1) Time. I believe UNRAID server would be faster recovering from already mentioned scenario of failed hard drive. Yes, it can be a bit of a PITA to set up from ground 0 as there's a bit to learn but worth it overall over the course of say 3-4 years

2) Accessing all data outside of the HTPC. I use my Apple TV to access some of the data from UNRAID server - though I do save 4K and 3D for my hardcore HTPC. I use other desktops, latops etc to access data on the UNRAID server from documents (more later) and, say, if I've got a few minutes and know I have some FRINGE Extras to watch for 4 minutes just as an example.

3) Emby as a cataloguer integrates well. And if you are standing at Best Buy looking at a $15 4K copy of LOGAN and don't remember if you bought it or not, well, check your iPhone to see if Logan is in your collection through the Emby app, which can query your Unraid emby software 'server' from cell phone

4) the nerdiness of it. Yet something else to play with. The holy grail would be an Unraid server with a virtual HTPC inside it that can do all the fancy things an HTPC can do (defined by me for my needs as 3D, 4K, and Aeon MADNOX skin support) without the hardware. I'm not smart enough to pull this off, but every so often I tinker for a couple hours. But separate from that, I use my unraid server to store tax forms and all important documents such as mortgage papers and such because it's easier and the shared drive is auto-backed up.

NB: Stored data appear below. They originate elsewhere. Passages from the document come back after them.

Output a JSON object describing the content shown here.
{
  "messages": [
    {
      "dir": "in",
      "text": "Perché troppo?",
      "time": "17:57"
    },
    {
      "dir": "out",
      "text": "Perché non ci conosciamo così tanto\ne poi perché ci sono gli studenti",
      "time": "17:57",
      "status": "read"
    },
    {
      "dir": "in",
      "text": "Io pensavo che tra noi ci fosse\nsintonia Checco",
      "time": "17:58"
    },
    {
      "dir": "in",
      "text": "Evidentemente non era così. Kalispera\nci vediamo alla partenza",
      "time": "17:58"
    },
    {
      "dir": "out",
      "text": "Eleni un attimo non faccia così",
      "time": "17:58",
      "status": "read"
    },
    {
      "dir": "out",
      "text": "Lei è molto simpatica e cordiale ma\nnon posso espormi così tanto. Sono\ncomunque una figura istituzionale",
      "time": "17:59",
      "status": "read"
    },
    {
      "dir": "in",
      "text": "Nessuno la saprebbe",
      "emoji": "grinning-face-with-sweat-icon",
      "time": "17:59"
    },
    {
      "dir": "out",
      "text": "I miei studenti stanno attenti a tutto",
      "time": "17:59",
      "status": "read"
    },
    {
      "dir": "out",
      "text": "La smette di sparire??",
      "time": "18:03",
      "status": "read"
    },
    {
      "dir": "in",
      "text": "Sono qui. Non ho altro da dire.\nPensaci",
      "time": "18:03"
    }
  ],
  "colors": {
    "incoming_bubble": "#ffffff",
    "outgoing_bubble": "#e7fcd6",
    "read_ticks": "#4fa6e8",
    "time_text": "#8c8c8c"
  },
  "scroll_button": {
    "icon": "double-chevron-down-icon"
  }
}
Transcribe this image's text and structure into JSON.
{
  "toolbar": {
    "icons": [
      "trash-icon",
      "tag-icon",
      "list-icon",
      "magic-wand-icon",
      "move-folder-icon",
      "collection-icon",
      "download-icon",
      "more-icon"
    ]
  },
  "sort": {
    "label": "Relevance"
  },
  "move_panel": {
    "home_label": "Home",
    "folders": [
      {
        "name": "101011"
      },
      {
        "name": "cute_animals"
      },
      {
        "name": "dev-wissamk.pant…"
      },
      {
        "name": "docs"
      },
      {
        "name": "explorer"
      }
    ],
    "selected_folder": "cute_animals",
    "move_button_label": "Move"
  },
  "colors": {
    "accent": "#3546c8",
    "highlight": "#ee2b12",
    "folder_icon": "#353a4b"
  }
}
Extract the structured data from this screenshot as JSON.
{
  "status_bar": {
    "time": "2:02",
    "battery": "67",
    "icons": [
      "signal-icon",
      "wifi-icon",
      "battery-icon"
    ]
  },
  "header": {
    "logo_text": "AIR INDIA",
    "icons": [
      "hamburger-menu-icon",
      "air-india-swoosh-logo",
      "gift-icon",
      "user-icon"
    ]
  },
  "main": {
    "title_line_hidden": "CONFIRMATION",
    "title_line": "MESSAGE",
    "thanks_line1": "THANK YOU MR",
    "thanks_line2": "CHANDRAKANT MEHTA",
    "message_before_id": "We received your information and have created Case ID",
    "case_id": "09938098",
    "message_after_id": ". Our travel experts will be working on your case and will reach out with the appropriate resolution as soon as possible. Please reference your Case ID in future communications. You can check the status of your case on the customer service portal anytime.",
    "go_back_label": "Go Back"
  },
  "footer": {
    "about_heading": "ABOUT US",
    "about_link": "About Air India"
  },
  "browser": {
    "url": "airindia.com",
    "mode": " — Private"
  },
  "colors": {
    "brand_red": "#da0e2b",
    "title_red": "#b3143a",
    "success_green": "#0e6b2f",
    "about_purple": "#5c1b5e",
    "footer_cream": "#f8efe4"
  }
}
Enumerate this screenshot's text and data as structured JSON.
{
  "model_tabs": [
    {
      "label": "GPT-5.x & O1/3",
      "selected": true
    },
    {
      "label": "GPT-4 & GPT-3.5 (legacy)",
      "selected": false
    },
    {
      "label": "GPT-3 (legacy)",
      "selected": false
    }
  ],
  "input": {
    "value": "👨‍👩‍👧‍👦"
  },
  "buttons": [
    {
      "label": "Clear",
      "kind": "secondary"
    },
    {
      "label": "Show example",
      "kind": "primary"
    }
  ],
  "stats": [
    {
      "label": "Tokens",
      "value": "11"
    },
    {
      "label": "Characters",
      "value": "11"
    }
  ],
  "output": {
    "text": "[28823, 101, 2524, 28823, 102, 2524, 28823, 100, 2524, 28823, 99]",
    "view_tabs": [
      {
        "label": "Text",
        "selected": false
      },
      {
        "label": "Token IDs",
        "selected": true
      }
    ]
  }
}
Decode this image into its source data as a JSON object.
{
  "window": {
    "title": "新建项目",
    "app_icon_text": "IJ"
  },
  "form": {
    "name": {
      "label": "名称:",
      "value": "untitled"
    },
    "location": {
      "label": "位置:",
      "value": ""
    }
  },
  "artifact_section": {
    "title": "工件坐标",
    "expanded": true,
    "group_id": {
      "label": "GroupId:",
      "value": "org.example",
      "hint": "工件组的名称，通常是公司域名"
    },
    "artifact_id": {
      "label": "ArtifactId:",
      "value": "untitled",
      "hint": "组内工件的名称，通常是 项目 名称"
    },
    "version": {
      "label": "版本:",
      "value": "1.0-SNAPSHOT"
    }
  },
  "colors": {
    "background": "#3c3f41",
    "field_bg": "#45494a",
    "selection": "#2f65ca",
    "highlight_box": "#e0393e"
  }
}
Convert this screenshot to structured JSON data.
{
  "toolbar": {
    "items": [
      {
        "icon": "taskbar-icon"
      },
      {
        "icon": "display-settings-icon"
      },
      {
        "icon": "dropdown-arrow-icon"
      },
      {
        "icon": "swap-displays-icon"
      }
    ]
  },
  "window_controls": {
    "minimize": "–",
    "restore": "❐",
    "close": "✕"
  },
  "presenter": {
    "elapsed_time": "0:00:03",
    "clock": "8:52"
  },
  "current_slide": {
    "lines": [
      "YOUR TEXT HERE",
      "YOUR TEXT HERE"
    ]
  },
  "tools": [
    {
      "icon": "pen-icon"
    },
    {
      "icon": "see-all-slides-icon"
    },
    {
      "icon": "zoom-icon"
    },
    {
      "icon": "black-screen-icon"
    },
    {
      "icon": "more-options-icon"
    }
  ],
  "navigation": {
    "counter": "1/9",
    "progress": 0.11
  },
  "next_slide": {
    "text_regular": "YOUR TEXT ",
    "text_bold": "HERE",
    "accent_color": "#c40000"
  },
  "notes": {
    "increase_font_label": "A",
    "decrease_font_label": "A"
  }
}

5) iTunes Library - I put all my music and photos on it as my iTunes library. Well, that's my dream. It's not my core iTunes library but more or less a backup of it that I can use various apps to play music off from my receiver(s) on different floors than my Unraid server.
(2019-08-01, 18:00)booms1 Wrote: [ -> ]That's very interesting stuff to know about. Thank you so much for the valuable information.

http://www.crunchytricks.com/2017/03/m4b-to-mp3-converters.html

Thanks, for posting this.
I was wondering if someone has tried the latest DVDFab Player 6 - mainly that if it auto-switches HDR on/off?